Lá me entreguei ao deleite do bordado, evidentemente, deleite foi só no começo. Imaginem fazer mais de 100 enroladinhos num só bago de uva! A coisa não rende e o trabalho não aparece. Aí, impacientemente, comecei a espaçar os rococós. Minha guirlanda acabou rápido, mas o resultado
Desastre
Que desastre! Nem se compara com os rococós da mamãe. Mas não deu outra, entendi porque minha mãe nunca mais pegou nesse bordado.
É um verdadeiro jogo de paciência. Aí cheguei a conclusão que não era trabalho para qualquer rainha do lar. É para uma artista verdadeira criar e produzir efeitos com linha colorida.
Prima
Lembrei que minha prima Cleusa Fraxino tem esta habilidade. É uma verdadeira artista no bordado. Assim, para encurtar a história fui pedir socorro a prima e confessar a incompetência artística como bordadeira. Uma falta de jeito que passou de geração a geração.

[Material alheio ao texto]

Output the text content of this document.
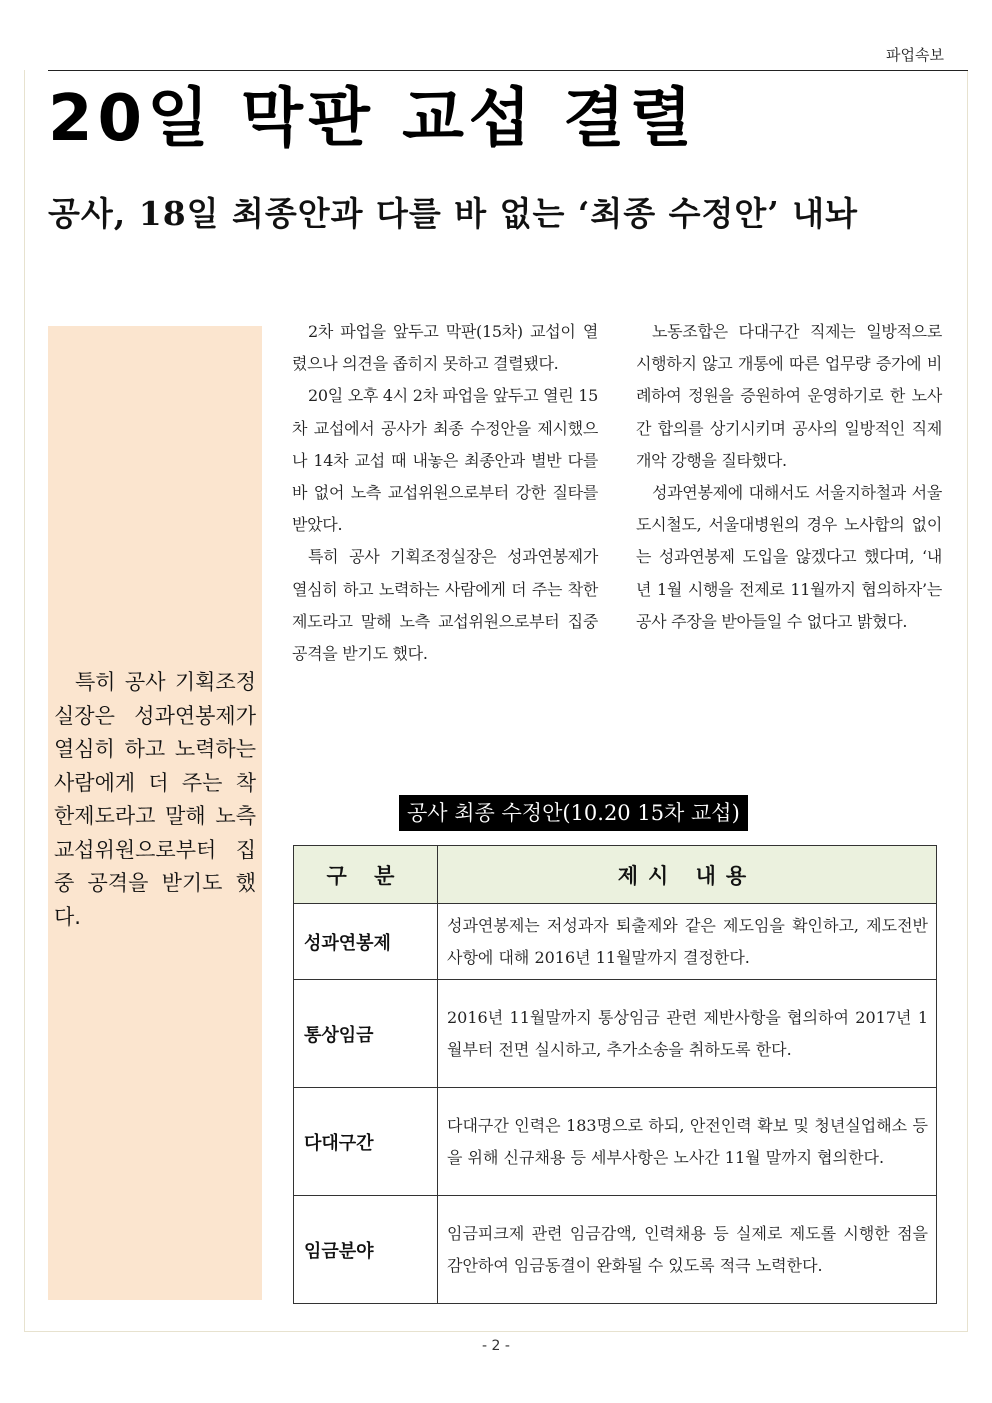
파업속보
20일 막판 교섭 결렬
공사, 18일 최종안과 다를 바 없는 ‘최종 수정안’ 내놔

특히 공사 기획조정실장은 성과연봉제가 열심히 하고 노력하는 사람에게 더 주는 착한제도라고 말해 노측 교섭위원으로부터 집중 공격을 받기도 했다.

2차 파업을 앞두고 막판(15차) 교섭이 열렸으나 의견을 좁히지 못하고 결렬됐다.

20일 오후 4시 2차 파업을 앞두고 열린 15차 교섭에서 공사가 최종 수정안을 제시했으나 14차 교섭 때 내놓은 최종안과 별반 다를 바 없어 노측 교섭위원으로부터 강한 질타를 받았다.

특히 공사 기획조정실장은 성과연봉제가 열심히 하고 노력하는 사람에게 더 주는 착한제도라고 말해 노측 교섭위원으로부터 집중 공격을 받기도 했다.

노동조합은 다대구간 직제는 일방적으로 시행하지 않고 개통에 따른 업무량 증가에 비례하여 정원을 증원하여 운영하기로 한 노사간 합의를 상기시키며 공사의 일방적인 직제개악 강행을 질타했다.

성과연봉제에 대해서도 서울지하철과 서울도시철도, 서울대병원의 경우 노사합의 없이는 성과연봉제 도입을 않겠다고 했다며, ‘내년 1월 시행을 전제로 11월까지 협의하자’는 공사 주장을 받아들일 수 없다고 밝혔다.

공사 최종 수정안(10.20 15차 교섭)
구 분	제시 내용
성과연봉제	성과연봉제는 저성과자 퇴출제와 같은 제도임을 확인하고, 제도전반 사항에 대해 2016년 11월말까지 결정한다.
통상임금	2016년 11월말까지 통상임금 관련 제반사항을 협의하여 2017년 1월부터 전면 실시하고, 추가소송을 취하도록 한다.
다대구간	다대구간 인력은 183명으로 하되, 안전인력 확보 및 청년실업해소 등을 위해 신규채용 등 세부사항은 노사간 11월 말까지 협의한다.
임금분야	임금피크제 관련 임금감액, 인력채용 등 실제로 제도롤 시행한 점을 감안하여 임금동결이 완화될 수 있도록 적극 노력한다.
- 2 -
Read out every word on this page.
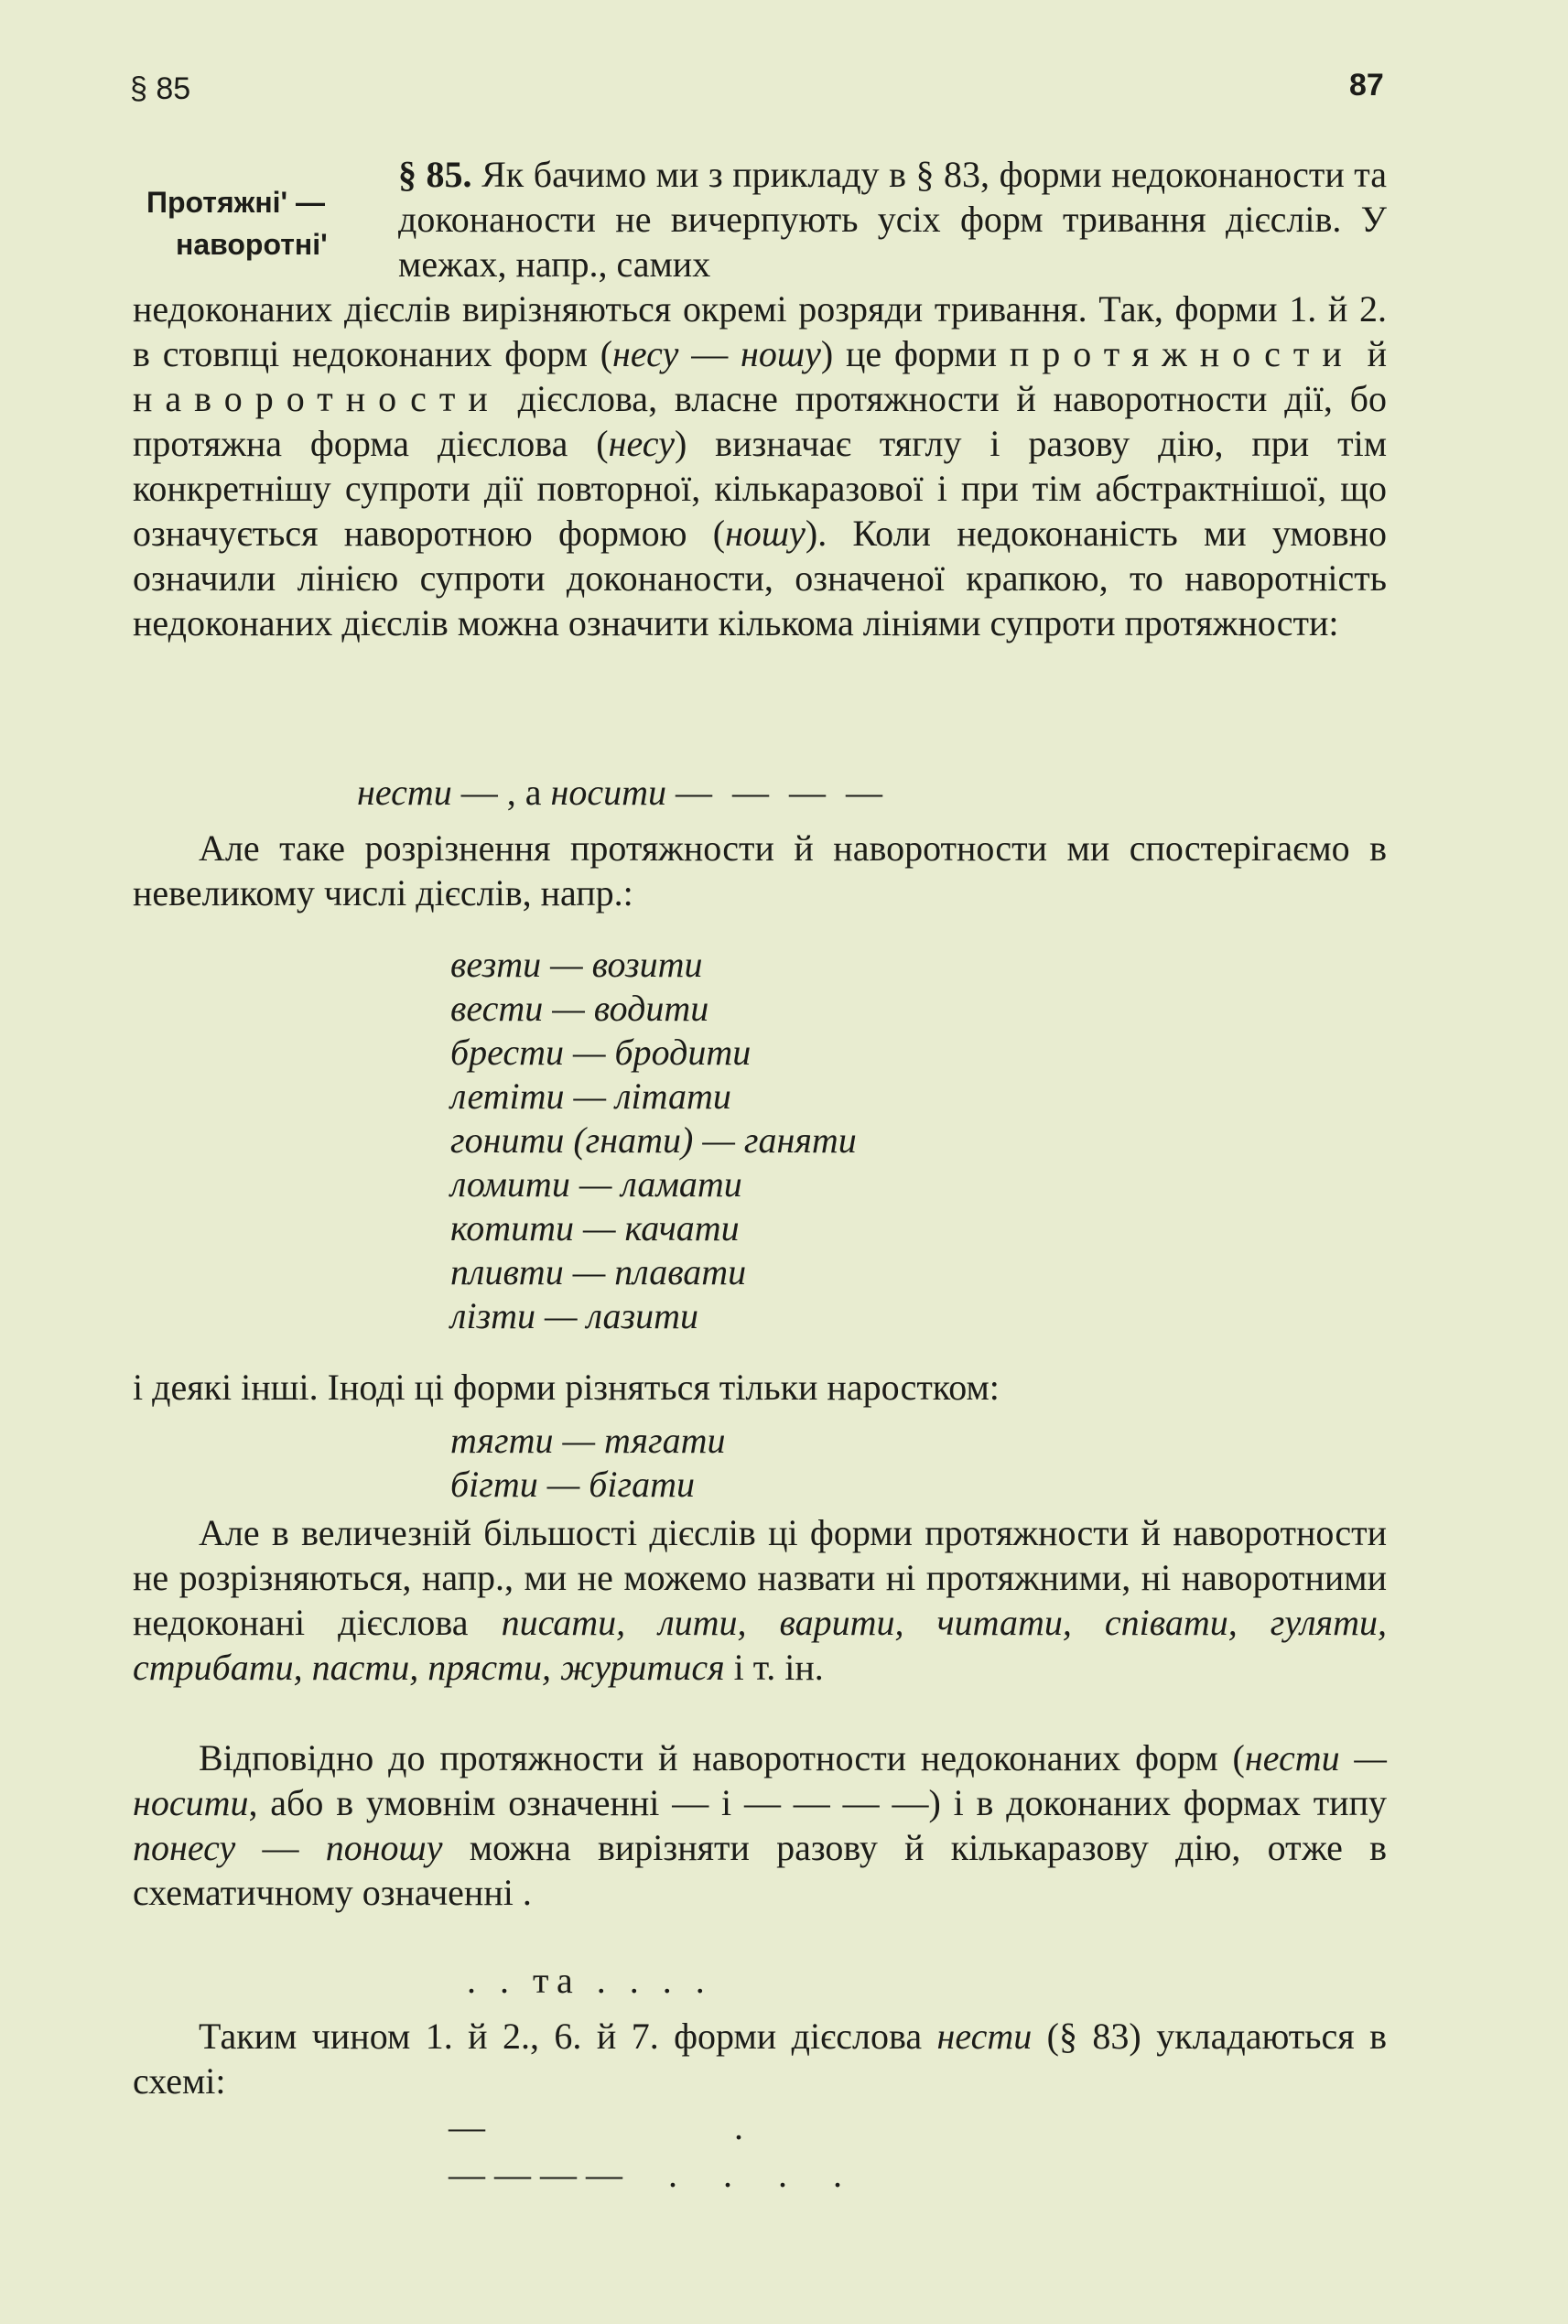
§ 85	87
Протяжні' —
наворотні'
§ 85. Як бачимо ми з прикладу в § 83, форми недоконаности та доконаности не вичерпують усіх форм тривання дієслів. У межах, напр., самих
недоконаних дієслів вирізняються окремі розряди тривання. Так, форми 1. й 2. в стовпці недоконаних форм (несу — ношу) це форми протяжности й наворотности дієслова, власне протяжности й наворотности дії, бо протяжна форма дієслова (несу) визначає тяглу і разову дію, при тім конкретнішу супроти дії повторної, кількаразової і при тім абстрактнішої, що означується наворотною формою (ношу). Коли недоконаність ми умовно означили лінією супроти доконаности, означеної крапкою, то наворотність недоконаних дієслів можна означити кількома лініями супроти протяжности:
нести — , а носити — — — —
Але таке розрізнення протяжности й наворотности ми спостерігаємо в невеликому числі дієслів, напр.:
везти — возити
вести — водити
брести — бродити
летіти — літати
гонити (гнати) — ганяти
ломити — ламати
котити — качати
пливти — плавати
лізти — лазити
і деякі інші. Іноді ці форми різняться тільки наростком:
тягти — тягати
бігти — бігати
Але в величезній більшості дієслів ці форми протяжности й наворотности не розрізняються, напр., ми не можемо назвати ні протяжними, ні наворотними недоконані дієслова писати, лити, варити, читати, співати, гуляти, стрибати, пасти, прясти, журитися і т. ін.
Відповідно до протяжности й наворотности недоконаних форм (нести — носити, або в умовнім означенні — і — — — —) і в доконаних формах типу понесу — поношу можна вирізняти разову й кількаразову дію, отже в схематичному означенні .
. . та . . . .
Таким чином 1. й 2., 6. й 7. форми дієслова нести (§ 83) укладаються в схемі:
—	.
— — — — . . . .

Aí a toalha ficou pronta. Claro que não ficou nenhuma maravilha em matéria de bordado. Os perfeitos eram os da mamãe. A guirlanda magrinha e indecentes era a bordada por mim. E outros rococós quase parecidos com o da mamãe eram da prima,incluindo o bico de crochê feito pela tia em torno da toalha, mãe habilidosa de minha prima. Prova que certos “dons” passam de mãe para filha.
Moral da história, é um pedaço de tecido trabalhado em bordado, de gosto duvidoso, porém para as mulheres da família diz muito mais:
Tem vida nas emoções embaraçadas, entremeadas nos rococós.
A senhora que começou esta história fez sua passagem aos 87 anos e sempre disse a suas filhas: mulher que fica só dentro de casa não é valorizada. Era o brado de revolta dela por uma situação que não conseguiu alcançar, ao menos as filhas não seriam iguais.
Hoje, depois de ter seguido o conselho de mamãe e saído pelo mundo afora realizando tarefas profissionais, conquistando minha independência e sendo valorizada dentro de casa, penso que nem oito e nem 80.
A mulher moderna está mais independente e isso faz com que o homem participe mais das atividades domésticas. A arte neste momento coloca em evidência práticas que no passado eram quase que exclusivamente femininas. O texto já foi publicado em 2016 e reformulado agora, considerando que artes manuais como bordado, crochê, costura são maravilhosas habilidades que a arte contemporânea se apropriou para dialogar com observador, expressar identidades e memórias que inserem homenagens às nossas avós e bisavós.